Keyword: Movement Disorders
Link ID: 20549 - Posted: 02.05.2015
By Lenny Bernstein Parkinson's Disease patients secretly treated with a placebo instead of their regular medication performed better when told they were receiving a more expensive version of the "drug," researchers reported Wednesday in an unprecedented study that involved real patients. The research shows that the well-documented "placebo effect" -- actual symptom relief brought about by a sham treatment or medication -- can be enhanced by adding information about cost, according to the lead author of the study. It is the first time that concept has been demonstrated using people with a real illness, in this case Parkinson's, a progressive neurological disease that has no cure, according to an expert not involved in the study. "The potentially large benefit of placebo, with or without price manipulations, is waiting to be untapped for patients with [Parkinson's Disease], as well as those with other neurologic and medical diseases," the authors wrote in a study published online Wednesday in the journal Neurology.
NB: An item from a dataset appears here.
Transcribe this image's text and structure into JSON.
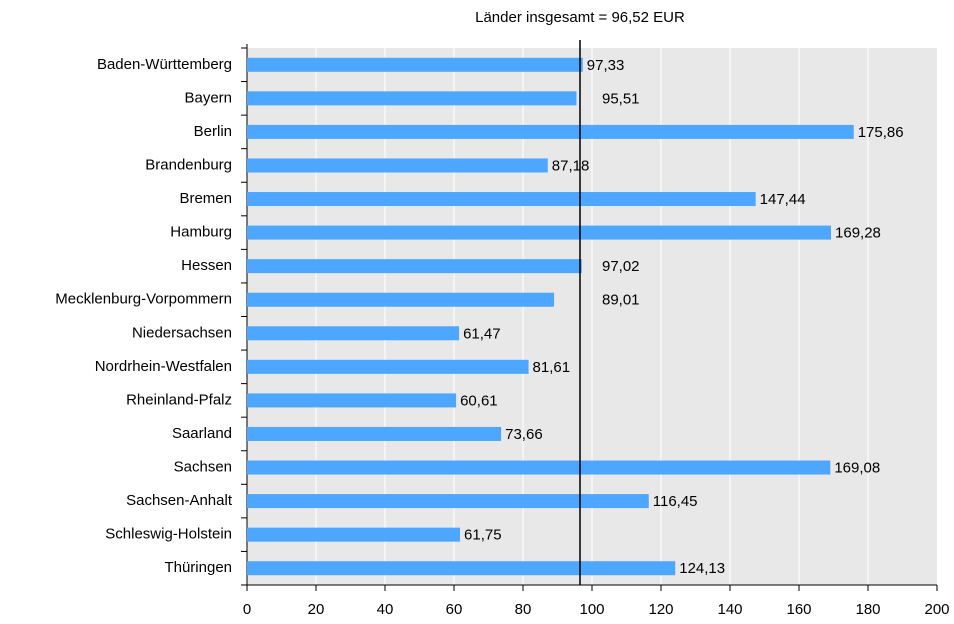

But deceiving actual patients in a research study raised ethical questions about violating the trust involved in a doctor-patient relationship. Most studies in which researchers conceal their true aims or other information from subjects are conducted with healthy volunteers. This one was subjected to a lengthy review before it was allowed to proceed, and, in an editorial that accompanied the article, two other physicians wrote that "the authors do not mention whether there was any possible effect (reduction) on trust in doctors or on willingness to engage in future clinical research."